Galations 6:9-10 says, “And let us not grow weary while doing good, for in due season we shall reap if we do not lose heart. Therefore, as we have opportunity, let us do good to all, especially to those who are of the household of faith.”
And we have a similar thought in 2 Thess. 3:13: “But as for you, brethren, do not grow weary in doing good.”
From these verses, we can gather than it is common for us to grow weary of doing good. Why else would the Apostle Paul feel it necessary to mention this not once, but twice? Is weariness a sin?
I think there are two kinds of weariness. The first kind is how we might feel at the end of a very productive and tiring day. We are tired or even exhausted from our labors. This kind of weariness is to be expected. I don’t think being tired is a sin, but a good sign.
But there is another kind of weariness. Consider these comments and think of others like them: “I grow weary of the baby’s crying.” “I am tired of homeschooling.” “I am sick of picking up after you.” “I am weary of having guests.”
You get the idea. That kind of weariness is more like impatience than exhaustion. This kind of weariness is discontent. It is dissatisfied, feeling put upon. This kind of weariness has begun to view “good works” as tedious bothers. “Let someone else do it. I never get thanked or noticed anyway.” This kind of weariness is sinful. It bears sour fruit.

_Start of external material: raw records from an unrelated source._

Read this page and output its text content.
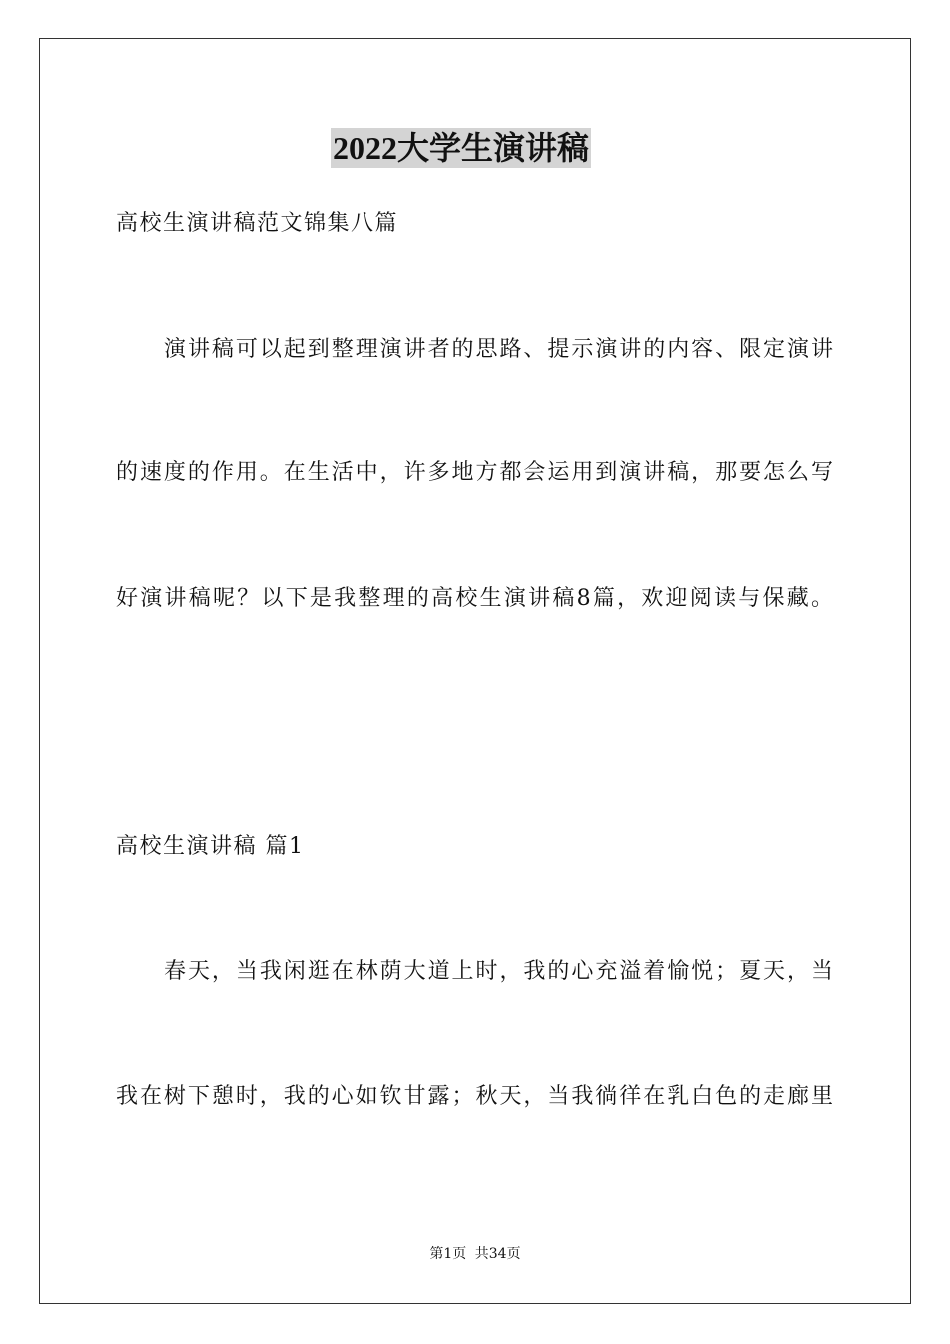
2022大学生演讲稿
高校生演讲稿范文锦集八篇
演讲稿可以起到整理演讲者的思路、提示演讲的内容、限定演讲
的速度的作用。在生活中，许多地方都会运用到演讲稿，那要怎么写
好演讲稿呢？以下是我整理的高校生演讲稿8篇，欢迎阅读与保藏。
高校生演讲稿 篇1
春天，当我闲逛在林荫大道上时，我的心充溢着愉悦；夏天，当
我在树下憩时，我的心如钦甘露；秋天，当我徜徉在乳白色的走廊里
第1页 共34页
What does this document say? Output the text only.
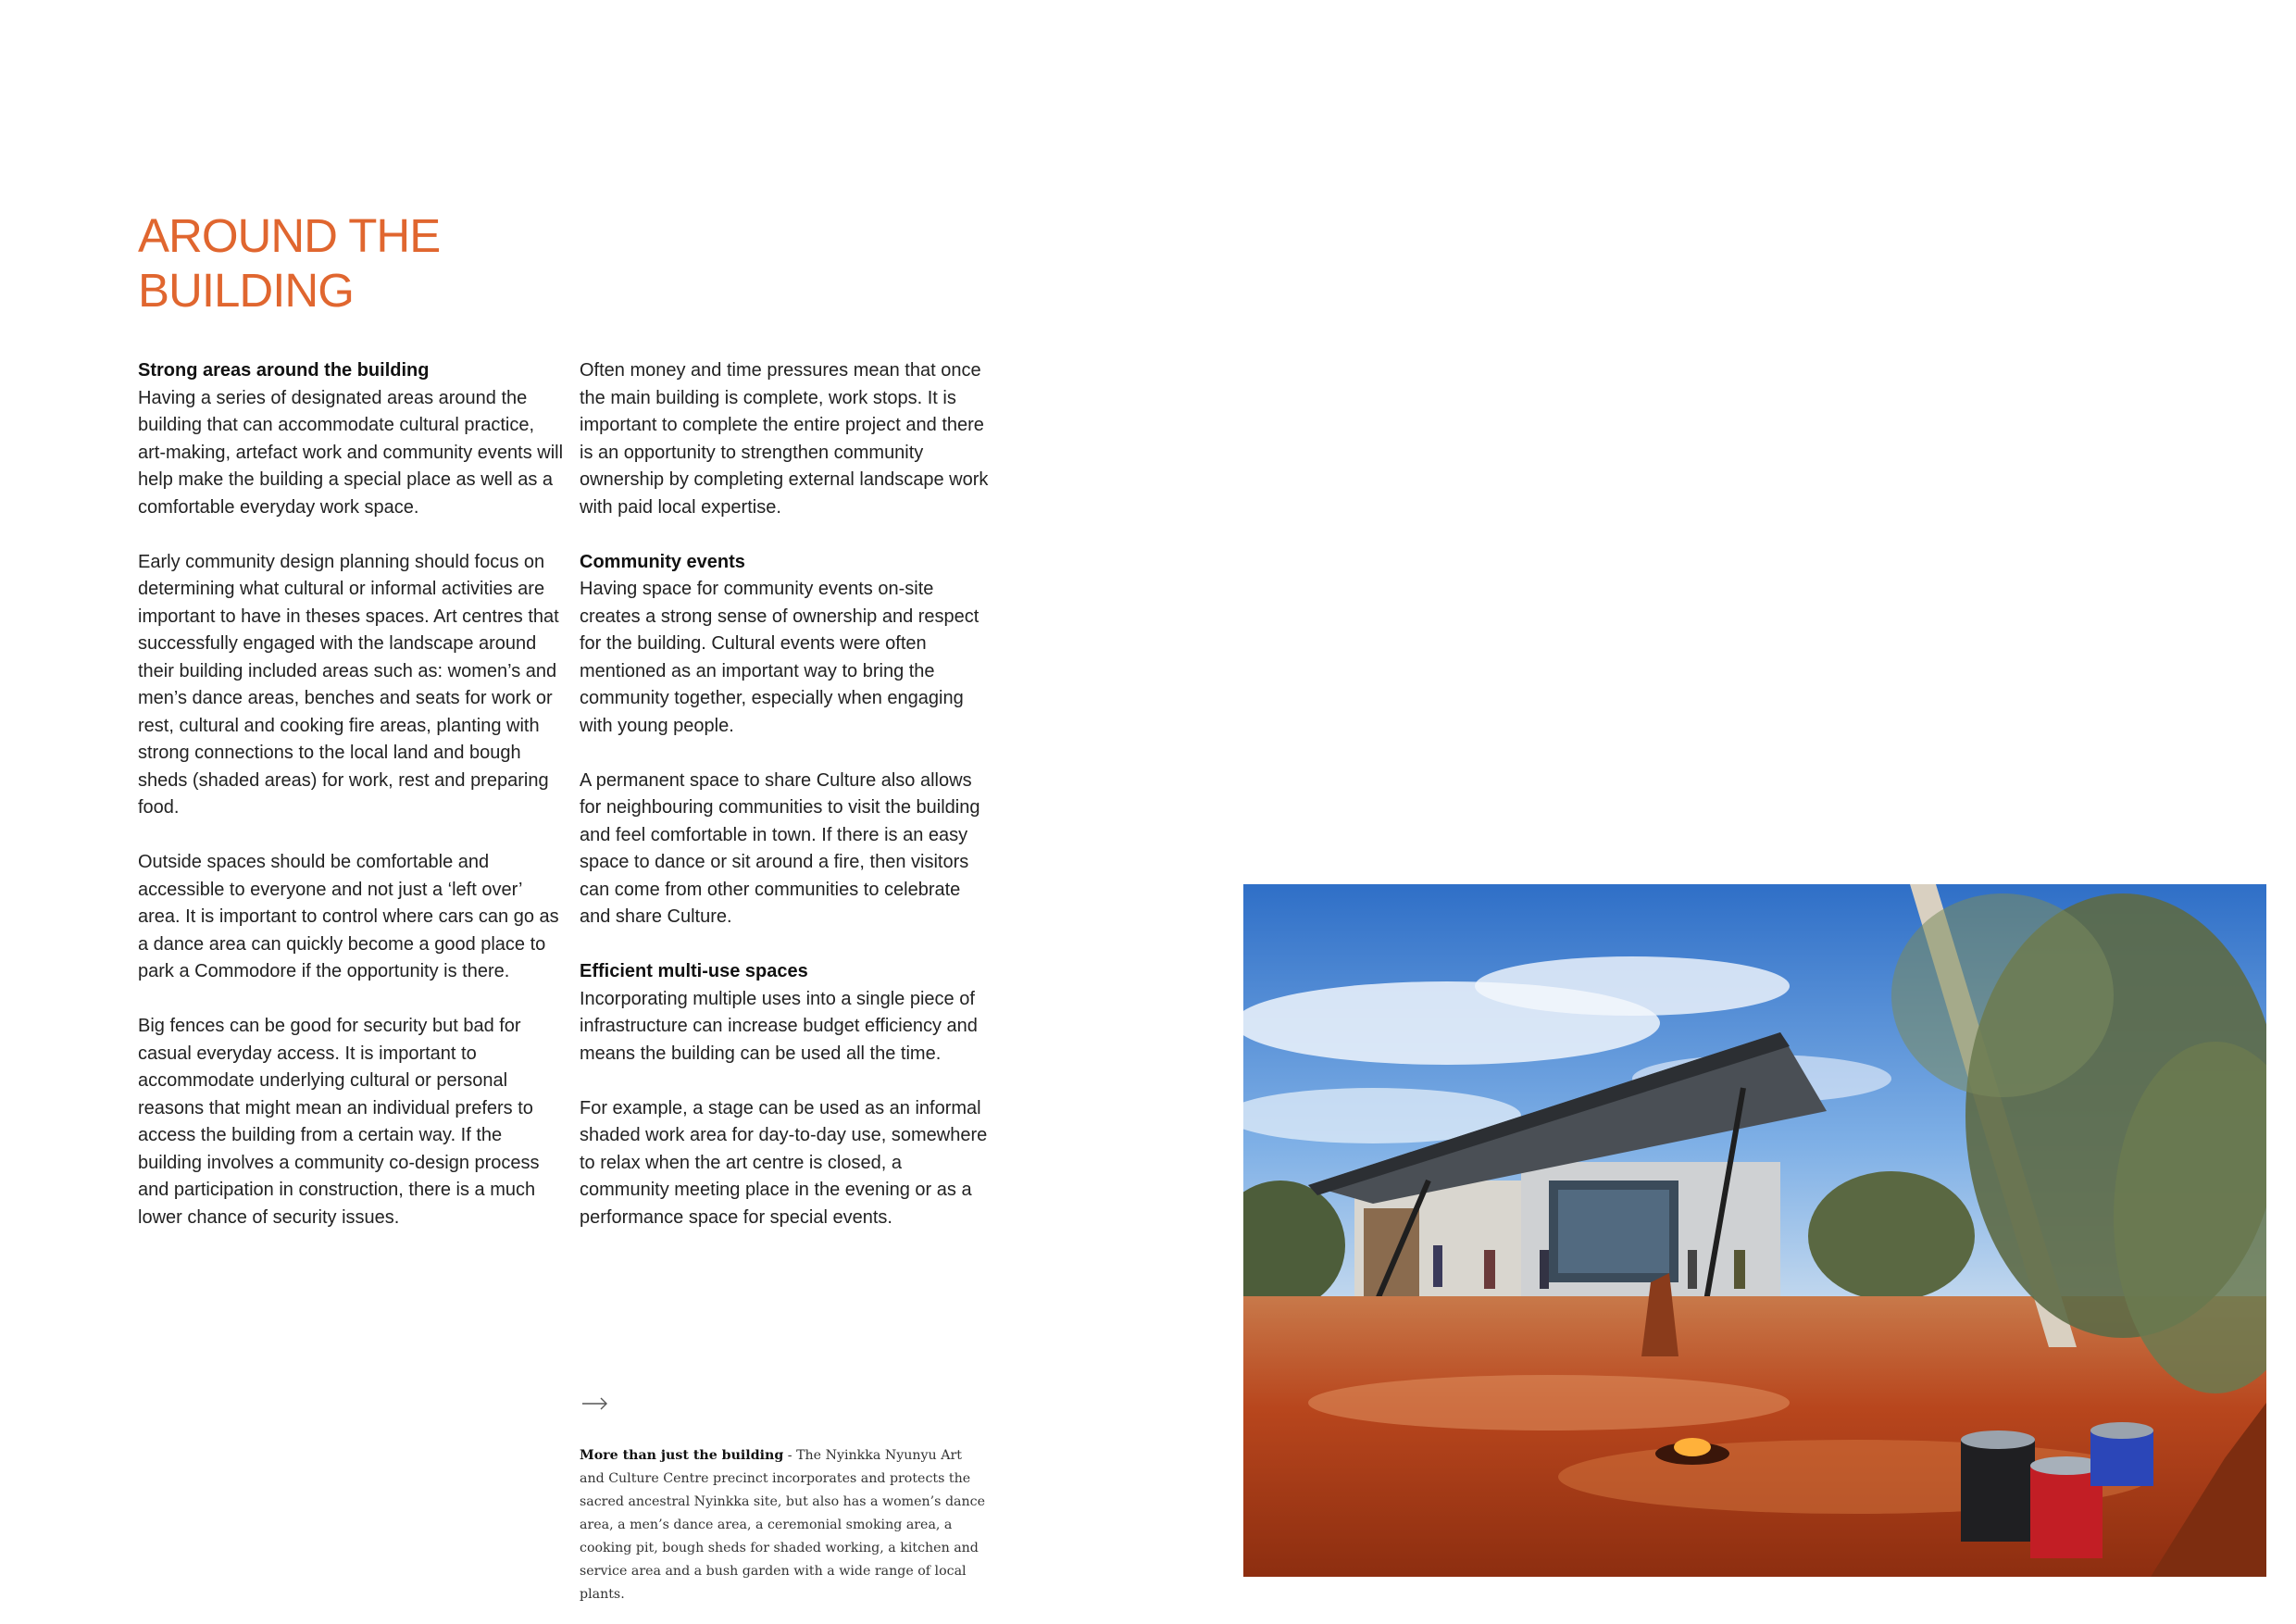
AROUND THE
BUILDING
Strong areas around the building

Having a series of designated areas around the building that can accommodate cultural practice, art-making, artefact work and community events will help make the building a special place as well as a comfortable everyday work space.

Early community design planning should focus on determining what cultural or informal activities are important to have in theses spaces. Art centres that successfully engaged with the landscape around their building included areas such as: women’s and men’s dance areas, benches and seats for work or rest, cultural and cooking fire areas, planting with strong connections to the local land and bough sheds (shaded areas) for work, rest and preparing food.

Outside spaces should be comfortable and accessible to everyone and not just a ‘left over’ area. It is important to control where cars can go as a dance area can quickly become a good place to park a Commodore if the opportunity is there.

Big fences can be good for security but bad for casual everyday access. It is important to accommodate underlying cultural or personal reasons that might mean an individual prefers to access the building from a certain way. If the building involves a community co-design process and participation in construction, there is a much lower chance of security issues.

Often money and time pressures mean that once the main building is complete, work stops. It is important to complete the entire project and there is an opportunity to strengthen community ownership by completing external landscape work with paid local expertise.

Community events

Having space for community events on-site creates a strong sense of ownership and respect for the building. Cultural events were often mentioned as an important way to bring the community together, especially when engaging with young people.

A permanent space to share Culture also allows for neighbouring communities to visit the building and feel comfortable in town. If there is an easy space to dance or sit around a fire, then visitors can come from other communities to celebrate and share Culture.

Efficient multi-use spaces

Incorporating multiple uses into a single piece of infrastructure can increase budget efficiency and means the building can be used all the time.

For example, a stage can be used as an informal shaded work area for day-to-day use, somewhere to relax when the art centre is closed, a community meeting place in the evening or as a performance space for special events.

More than just the building - The Nyinkka Nyunyu Art and Culture Centre precinct incorporates and protects the sacred ancestral Nyinkka site, but also has a women’s dance area, a men’s dance area, a ceremonial smoking area, a cooking pit, bough sheds for shaded working, a kitchen and service area and a bush garden with a wide range of local plants.
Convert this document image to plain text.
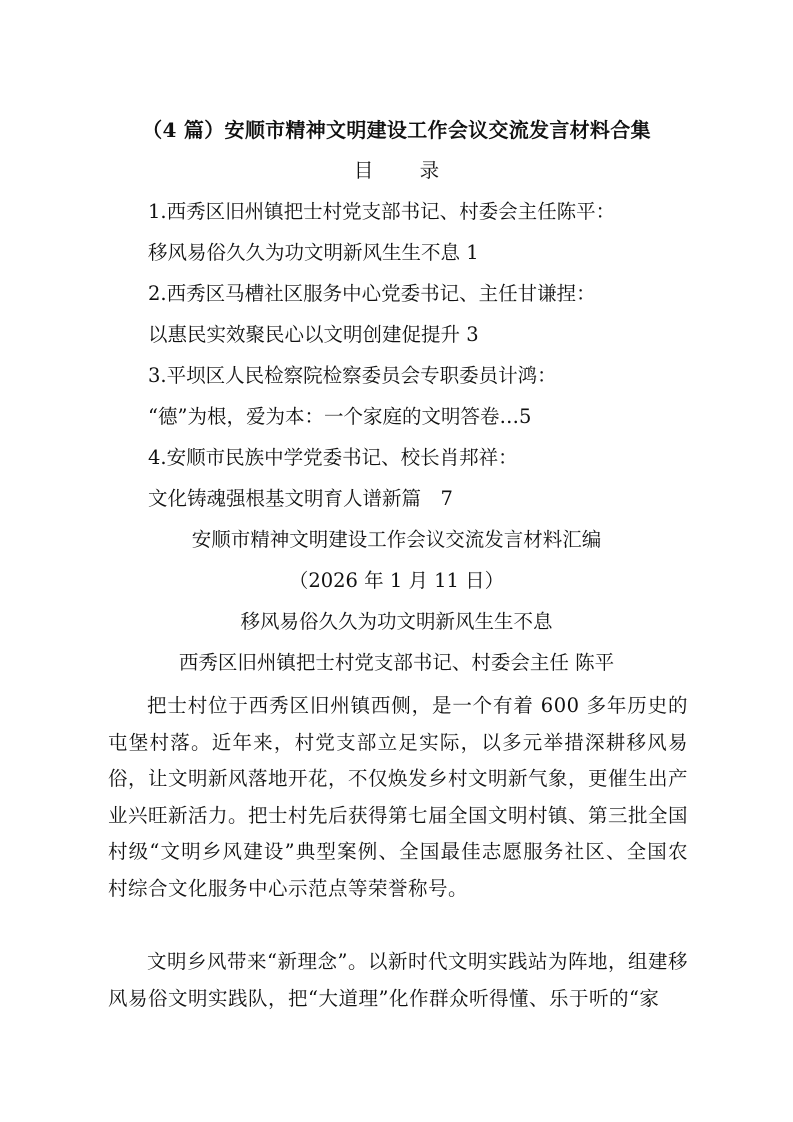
（4 篇）安顺市精神文明建设工作会议交流发言材料合集

目 录

1.西秀区旧州镇把士村党支部书记、村委会主任陈平：

移风易俗久久为功文明新风生生不息 1

2.西秀区马槽社区服务中心党委书记、主任甘谦捏：

以惠民实效聚民心以文明创建促提升 3

3.平坝区人民检察院检察委员会专职委员计鸿：

“德”为根，爱为本：一个家庭的文明答卷…5

4.安顺市民族中学党委书记、校长肖邦祥：

文化铸魂强根基文明育人谱新篇　7

安顺市精神文明建设工作会议交流发言材料汇编

（2026 年 1 月 11 日）

移风易俗久久为功文明新风生生不息

西秀区旧州镇把士村党支部书记、村委会主任 陈平

把士村位于西秀区旧州镇西侧，是一个有着 600 多年历史的屯堡村落。近年来，村党支部立足实际，以多元举措深耕移风易俗，让文明新风落地开花，不仅焕发乡村文明新气象，更催生出产业兴旺新活力。把士村先后获得第七届全国文明村镇、第三批全国村级“文明乡风建设”典型案例、全国最佳志愿服务社区、全国农村综合文化服务中心示范点等荣誉称号。

文明乡风带来“新理念”。以新时代文明实践站为阵地，组建移风易俗文明实践队，把“大道理”化作群众听得懂、乐于听的“家
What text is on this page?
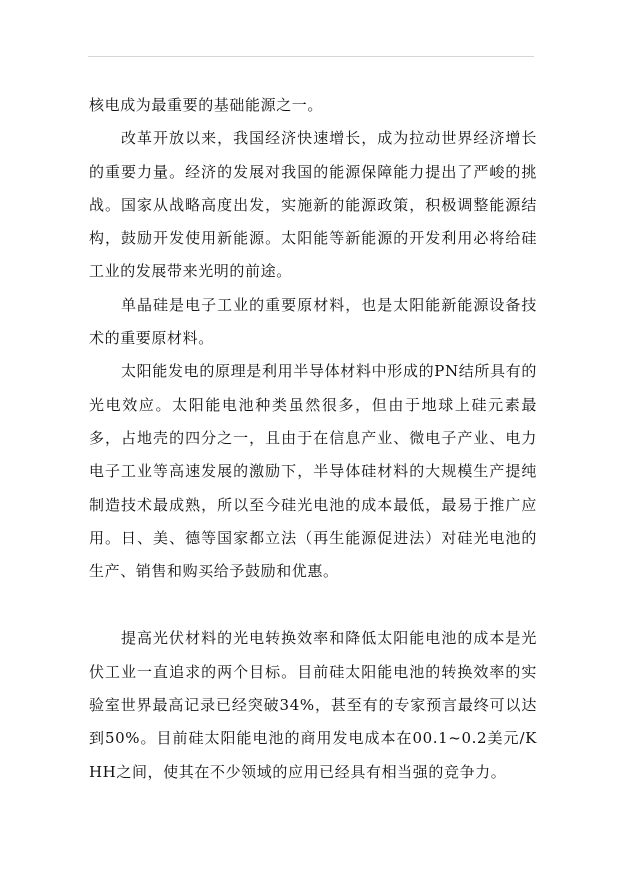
核电成为最重要的基础能源之一。

改革开放以来，我国经济快速增长，成为拉动世界经济增长的重要力量。经济的发展对我国的能源保障能力提出了严峻的挑战。国家从战略高度出发，实施新的能源政策，积极调整能源结构，鼓励开发使用新能源。太阳能等新能源的开发利用必将给硅工业的发展带来光明的前途。

单晶硅是电子工业的重要原材料，也是太阳能新能源设备技术的重要原材料。

太阳能发电的原理是利用半导体材料中形成的PN结所具有的光电效应。太阳能电池种类虽然很多，但由于地球上硅元素最多，占地壳的四分之一，且由于在信息产业、微电子产业、电力电子工业等高速发展的激励下，半导体硅材料的大规模生产提纯制造技术最成熟，所以至今硅光电池的成本最低，最易于推广应用。日、美、德等国家都立法（再生能源促进法）对硅光电池的生产、销售和购买给予鼓励和优惠。

提高光伏材料的光电转换效率和降低太阳能电池的成本是光伏工业一直追求的两个目标。目前硅太阳能电池的转换效率的实验室世界最高记录已经突破34%，甚至有的专家预言最终可以达到50%。目前硅太阳能电池的商用发电成本在00.1~0.2美元/KHH之间，使其在不少领域的应用已经具有相当强的竞争力。
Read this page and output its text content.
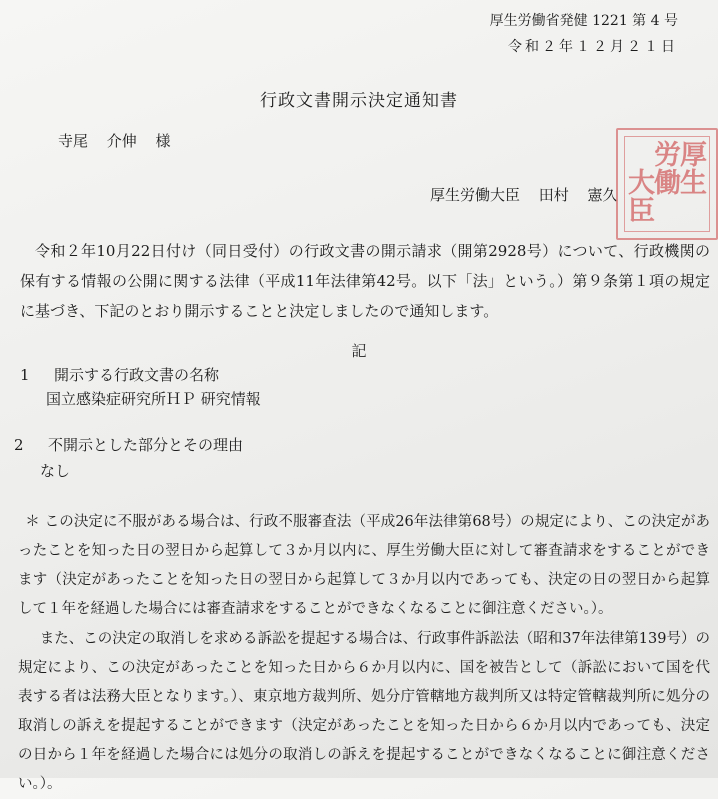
厚生労働省発健 1221 第 4 号
令和２年１２月２１日
行政文書開示決定通知書
寺尾 介伸 様
厚生労働大臣 田村 憲久
厚
生
労
働
大
臣
令和２年10月22日付け（同日受付）の行政文書の開示請求（開第2928号）について、行政機関の保有する情報の公開に関する法律（平成11年法律第42号。以下「法」という。）第９条第１項の規定に基づき、下記のとおり開示することと決定しましたので通知します。
記
1 開示する行政文書の名称
国立感染症研究所ＨＰ 研究情報
2 不開示とした部分とその理由
なし
＊ この決定に不服がある場合は、行政不服審査法（平成26年法律第68号）の規定により、この決定があったことを知った日の翌日から起算して３か月以内に、厚生労働大臣に対して審査請求をすることができます（決定があったことを知った日の翌日から起算して３か月以内であっても、決定の日の翌日から起算して１年を経過した場合には審査請求をすることができなくなることに御注意ください。）。
また、この決定の取消しを求める訴訟を提起する場合は、行政事件訴訟法（昭和37年法律第139号）の規定により、この決定があったことを知った日から６か月以内に、国を被告として（訴訟において国を代表する者は法務大臣となります。）、東京地方裁判所、処分庁管轄地方裁判所又は特定管轄裁判所に処分の取消しの訴えを提起することができます（決定があったことを知った日から６か月以内であっても、決定の日から１年を経過した場合には処分の取消しの訴えを提起することができなくなることに御注意ください。）。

So this explains why Paul would mention this temptation to us. We can grow weary of doing good. Again. Here’s the admonishment: Don’t grow discontent with serving others. Keep taking every opportunity you have to do good, especially to your fellow saints. Don’t lose heart! God sees your labors. You may be tired, but you don’t have to grow weary. In due time, you will see a harvest of good things from all those seeds that you put in the ground. Hang on! Don’t give up! Press on!